I sat down on the ground next to the exhibition window, and all the photographs I took and all the notes I wrote on the spot were done while a strong scent of piss lingered into my nostrils. There were drunken people roaming around as well as an ambulance on the other side of the square, picking up those who had injured themselves by excess partying. Sober as usual, I amused myself greatly by feeling a weird sense of support from Susiraja’s dull gaze in a photograph where she has her two middle fingers raised for the outside world, middle fingers with small sausages tied to them. She also appears to be commenting, accidentally or not, the penetrating smell of piss through the image where her nose is held tightly closed by a clothespin and two herrings.

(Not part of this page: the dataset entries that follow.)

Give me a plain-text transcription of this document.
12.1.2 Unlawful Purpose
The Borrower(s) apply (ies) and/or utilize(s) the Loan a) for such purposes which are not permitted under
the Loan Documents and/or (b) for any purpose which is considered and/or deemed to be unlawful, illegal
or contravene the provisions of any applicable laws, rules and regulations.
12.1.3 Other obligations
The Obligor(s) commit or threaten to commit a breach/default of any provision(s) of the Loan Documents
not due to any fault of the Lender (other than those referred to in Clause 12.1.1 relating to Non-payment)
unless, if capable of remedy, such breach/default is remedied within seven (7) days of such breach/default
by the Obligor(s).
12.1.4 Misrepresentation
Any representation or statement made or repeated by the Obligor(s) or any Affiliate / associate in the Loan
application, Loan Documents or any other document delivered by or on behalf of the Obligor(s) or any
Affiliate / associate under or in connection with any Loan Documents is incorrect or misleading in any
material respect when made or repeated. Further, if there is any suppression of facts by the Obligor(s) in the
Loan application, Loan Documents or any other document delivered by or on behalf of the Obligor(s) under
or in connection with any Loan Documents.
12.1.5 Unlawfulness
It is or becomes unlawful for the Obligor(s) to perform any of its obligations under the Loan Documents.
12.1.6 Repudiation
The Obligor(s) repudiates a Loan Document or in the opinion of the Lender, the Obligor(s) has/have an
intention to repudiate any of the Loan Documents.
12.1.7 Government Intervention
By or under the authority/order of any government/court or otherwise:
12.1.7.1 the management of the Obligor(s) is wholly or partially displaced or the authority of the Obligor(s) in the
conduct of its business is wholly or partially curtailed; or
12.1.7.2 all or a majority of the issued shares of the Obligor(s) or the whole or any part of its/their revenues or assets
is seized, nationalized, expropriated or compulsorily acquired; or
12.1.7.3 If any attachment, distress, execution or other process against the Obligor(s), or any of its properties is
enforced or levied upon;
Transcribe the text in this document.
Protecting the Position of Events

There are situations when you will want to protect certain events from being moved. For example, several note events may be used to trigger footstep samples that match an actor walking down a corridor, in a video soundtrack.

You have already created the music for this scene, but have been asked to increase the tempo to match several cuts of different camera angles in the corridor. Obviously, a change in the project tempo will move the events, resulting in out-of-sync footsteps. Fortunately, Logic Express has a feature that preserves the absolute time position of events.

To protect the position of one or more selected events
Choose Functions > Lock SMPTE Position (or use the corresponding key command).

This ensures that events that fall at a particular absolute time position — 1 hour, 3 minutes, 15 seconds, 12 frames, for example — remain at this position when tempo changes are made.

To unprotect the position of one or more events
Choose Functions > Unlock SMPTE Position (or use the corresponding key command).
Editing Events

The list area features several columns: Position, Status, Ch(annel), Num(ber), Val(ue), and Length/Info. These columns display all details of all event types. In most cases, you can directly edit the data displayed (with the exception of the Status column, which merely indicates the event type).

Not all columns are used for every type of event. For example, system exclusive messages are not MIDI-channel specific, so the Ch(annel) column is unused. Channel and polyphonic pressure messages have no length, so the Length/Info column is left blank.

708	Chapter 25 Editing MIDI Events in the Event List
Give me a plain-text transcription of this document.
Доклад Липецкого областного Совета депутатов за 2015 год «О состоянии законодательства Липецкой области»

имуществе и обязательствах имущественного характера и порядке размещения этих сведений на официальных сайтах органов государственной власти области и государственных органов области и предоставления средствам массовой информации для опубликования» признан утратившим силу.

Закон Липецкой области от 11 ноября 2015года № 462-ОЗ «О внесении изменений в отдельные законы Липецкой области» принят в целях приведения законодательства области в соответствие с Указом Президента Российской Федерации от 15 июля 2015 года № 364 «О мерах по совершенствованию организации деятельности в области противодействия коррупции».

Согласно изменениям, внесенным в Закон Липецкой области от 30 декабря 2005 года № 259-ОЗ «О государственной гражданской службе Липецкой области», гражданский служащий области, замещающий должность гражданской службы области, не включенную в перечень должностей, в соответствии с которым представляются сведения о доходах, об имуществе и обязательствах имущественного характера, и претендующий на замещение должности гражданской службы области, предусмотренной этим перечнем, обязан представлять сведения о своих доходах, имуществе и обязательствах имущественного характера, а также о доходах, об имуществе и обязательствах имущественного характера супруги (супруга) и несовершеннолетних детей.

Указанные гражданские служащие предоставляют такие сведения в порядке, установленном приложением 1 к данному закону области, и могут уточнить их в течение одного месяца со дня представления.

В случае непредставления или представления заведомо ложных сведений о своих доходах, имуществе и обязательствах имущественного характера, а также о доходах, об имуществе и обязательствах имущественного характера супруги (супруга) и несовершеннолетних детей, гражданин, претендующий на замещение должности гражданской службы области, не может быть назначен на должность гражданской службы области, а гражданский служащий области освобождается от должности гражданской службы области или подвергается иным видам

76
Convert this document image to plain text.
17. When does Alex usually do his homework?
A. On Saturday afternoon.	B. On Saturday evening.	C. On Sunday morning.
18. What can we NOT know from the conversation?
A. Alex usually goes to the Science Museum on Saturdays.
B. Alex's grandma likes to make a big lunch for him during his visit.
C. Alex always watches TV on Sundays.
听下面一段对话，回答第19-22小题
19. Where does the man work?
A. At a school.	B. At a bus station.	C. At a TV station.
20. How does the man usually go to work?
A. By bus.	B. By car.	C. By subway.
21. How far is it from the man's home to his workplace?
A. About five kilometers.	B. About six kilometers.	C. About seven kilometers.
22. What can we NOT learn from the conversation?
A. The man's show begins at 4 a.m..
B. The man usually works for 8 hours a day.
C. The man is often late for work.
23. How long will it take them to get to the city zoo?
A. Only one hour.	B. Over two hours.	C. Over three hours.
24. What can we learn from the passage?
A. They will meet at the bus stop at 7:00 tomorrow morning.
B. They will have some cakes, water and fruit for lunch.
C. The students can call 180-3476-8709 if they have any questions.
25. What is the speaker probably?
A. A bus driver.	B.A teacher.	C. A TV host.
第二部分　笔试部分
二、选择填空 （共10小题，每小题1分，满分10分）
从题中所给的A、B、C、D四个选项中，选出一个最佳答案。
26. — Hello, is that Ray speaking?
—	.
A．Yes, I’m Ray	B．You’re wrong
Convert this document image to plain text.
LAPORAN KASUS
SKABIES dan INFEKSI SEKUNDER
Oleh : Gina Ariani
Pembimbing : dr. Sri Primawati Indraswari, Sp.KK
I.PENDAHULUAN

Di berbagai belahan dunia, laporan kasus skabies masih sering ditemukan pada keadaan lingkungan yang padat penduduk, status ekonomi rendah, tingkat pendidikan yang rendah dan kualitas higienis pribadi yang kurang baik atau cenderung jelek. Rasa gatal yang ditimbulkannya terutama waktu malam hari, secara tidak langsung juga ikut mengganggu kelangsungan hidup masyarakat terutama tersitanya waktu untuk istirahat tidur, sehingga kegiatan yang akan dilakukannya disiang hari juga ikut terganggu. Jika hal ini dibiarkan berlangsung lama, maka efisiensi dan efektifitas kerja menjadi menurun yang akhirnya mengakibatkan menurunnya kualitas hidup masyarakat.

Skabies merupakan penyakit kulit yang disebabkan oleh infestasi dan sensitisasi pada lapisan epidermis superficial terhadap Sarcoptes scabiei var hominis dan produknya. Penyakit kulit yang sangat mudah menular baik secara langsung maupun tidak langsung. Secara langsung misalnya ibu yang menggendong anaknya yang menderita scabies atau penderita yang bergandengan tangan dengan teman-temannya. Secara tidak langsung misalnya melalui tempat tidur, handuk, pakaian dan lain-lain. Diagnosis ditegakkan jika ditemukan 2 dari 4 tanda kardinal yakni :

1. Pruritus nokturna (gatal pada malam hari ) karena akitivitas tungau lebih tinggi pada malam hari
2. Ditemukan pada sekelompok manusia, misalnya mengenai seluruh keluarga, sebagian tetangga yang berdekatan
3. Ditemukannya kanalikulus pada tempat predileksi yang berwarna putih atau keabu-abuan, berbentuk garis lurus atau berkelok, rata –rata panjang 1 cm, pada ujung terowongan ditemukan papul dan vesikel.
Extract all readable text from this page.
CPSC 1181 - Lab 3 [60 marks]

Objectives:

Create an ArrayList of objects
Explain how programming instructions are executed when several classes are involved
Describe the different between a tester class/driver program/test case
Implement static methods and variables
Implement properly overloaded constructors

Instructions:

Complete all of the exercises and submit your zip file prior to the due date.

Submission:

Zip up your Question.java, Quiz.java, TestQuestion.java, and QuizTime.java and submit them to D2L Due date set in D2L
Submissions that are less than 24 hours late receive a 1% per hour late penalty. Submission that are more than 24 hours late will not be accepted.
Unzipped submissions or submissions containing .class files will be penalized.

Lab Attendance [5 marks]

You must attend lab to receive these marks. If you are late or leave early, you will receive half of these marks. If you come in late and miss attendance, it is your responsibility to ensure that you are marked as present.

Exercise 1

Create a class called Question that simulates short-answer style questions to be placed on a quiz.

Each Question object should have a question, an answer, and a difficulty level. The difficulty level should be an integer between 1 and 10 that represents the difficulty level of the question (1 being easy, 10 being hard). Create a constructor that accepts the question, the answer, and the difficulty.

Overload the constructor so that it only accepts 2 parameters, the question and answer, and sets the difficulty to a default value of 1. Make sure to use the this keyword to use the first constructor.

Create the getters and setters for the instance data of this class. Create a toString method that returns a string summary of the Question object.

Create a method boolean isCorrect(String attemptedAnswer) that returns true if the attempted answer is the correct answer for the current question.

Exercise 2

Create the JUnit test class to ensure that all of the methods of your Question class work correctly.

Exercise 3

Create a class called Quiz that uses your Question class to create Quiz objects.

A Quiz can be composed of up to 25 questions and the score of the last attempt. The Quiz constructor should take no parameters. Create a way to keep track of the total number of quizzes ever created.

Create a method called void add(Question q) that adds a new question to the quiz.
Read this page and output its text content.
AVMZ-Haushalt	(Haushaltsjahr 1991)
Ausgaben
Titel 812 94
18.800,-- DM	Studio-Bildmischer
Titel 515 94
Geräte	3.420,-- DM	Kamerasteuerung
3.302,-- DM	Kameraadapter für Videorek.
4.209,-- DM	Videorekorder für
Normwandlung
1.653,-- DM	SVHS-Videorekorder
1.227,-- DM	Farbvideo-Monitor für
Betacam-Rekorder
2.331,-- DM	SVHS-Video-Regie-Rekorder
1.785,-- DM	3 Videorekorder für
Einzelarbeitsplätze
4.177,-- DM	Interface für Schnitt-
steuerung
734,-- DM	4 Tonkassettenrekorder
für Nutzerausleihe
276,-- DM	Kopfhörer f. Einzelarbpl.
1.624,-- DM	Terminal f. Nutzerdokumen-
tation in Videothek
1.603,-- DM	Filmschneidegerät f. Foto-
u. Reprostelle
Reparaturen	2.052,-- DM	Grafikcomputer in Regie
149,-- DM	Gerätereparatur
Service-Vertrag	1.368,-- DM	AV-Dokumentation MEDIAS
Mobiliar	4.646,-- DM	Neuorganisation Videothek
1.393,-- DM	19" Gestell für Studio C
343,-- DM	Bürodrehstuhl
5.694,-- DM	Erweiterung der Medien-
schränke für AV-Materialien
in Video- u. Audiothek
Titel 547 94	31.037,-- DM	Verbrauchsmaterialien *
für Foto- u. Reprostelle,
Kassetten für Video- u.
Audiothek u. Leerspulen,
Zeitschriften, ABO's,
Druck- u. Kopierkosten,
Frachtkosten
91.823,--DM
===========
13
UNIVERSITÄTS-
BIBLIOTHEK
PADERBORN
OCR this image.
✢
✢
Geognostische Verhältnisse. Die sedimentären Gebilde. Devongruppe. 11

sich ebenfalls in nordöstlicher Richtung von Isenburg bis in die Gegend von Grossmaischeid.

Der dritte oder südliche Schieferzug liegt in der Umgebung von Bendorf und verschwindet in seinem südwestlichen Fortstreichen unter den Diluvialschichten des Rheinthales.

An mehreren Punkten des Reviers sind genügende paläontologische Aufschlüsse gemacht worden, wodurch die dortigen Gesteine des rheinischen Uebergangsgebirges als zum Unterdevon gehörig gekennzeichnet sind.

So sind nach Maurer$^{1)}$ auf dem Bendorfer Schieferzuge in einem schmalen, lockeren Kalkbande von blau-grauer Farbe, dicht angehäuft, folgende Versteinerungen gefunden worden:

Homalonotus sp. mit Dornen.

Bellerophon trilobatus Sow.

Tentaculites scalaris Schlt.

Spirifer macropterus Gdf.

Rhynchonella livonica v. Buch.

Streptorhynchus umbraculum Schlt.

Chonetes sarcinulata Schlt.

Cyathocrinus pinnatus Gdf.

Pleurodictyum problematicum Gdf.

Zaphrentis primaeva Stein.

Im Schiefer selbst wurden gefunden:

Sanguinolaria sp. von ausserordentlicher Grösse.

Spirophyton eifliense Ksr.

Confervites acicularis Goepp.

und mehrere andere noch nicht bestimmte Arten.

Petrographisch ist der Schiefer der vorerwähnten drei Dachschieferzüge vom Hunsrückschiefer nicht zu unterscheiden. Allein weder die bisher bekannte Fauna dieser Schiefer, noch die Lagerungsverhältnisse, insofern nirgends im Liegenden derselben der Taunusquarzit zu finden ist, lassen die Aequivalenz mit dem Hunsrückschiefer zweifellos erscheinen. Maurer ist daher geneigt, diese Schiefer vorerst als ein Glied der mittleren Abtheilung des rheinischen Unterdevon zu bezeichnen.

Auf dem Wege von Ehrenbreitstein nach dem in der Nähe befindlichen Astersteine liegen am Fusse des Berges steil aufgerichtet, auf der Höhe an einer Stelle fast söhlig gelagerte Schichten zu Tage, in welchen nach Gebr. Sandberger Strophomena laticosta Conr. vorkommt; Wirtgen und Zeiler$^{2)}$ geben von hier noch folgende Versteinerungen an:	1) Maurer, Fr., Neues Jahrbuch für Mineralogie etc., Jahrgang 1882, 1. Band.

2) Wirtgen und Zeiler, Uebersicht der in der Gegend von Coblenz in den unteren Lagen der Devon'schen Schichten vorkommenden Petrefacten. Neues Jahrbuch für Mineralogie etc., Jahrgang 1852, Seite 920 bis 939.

Her photographs are just the right size to take full control of the space provided, and she herself is a staggering model for her images especially when considering the neighborhood of Kallio, which has grown to be the home of not only alcoholics but hipsters in the past ten years. Susiraja’s presence in her photographs possesses a sense of absolute confidence with a twist of something I am a bit reluctant to call purity. If she were to walk the streets here, she would most likely be confronted by idiotic drunken comments aimed at her weight. But from behind the glass, from the photographs, she dominates without a doubt, purely, surely.

Artists tend to, more consciously or not, identify and define themselves through their work. Art is in the Fridge appears to be an ironic, in your face statement that culminates to foods used as essential parts of her photographs, foods which all of us at least at times have in our very own fridges – hamburgers, sausages, bananas, cucumbers, even herrings. It is almost as if she was saying, “this is me, I eat, and unlike you I make art of myself and what I eat.”

I am usually not a friend of artistic products which deals with the person of the artist, but in the case of Iiu Susiraja it did not even cross my mind as being the case. Her talent for self-representation combined with her compositional skills drive over her persona, reaching an ethereal dimension which in the past week has made me want to drive my bike under her watchful, confident eyes again. Apparently the tide has really turned since Calamari Union – no more running away from Kallio, but a longing to return there.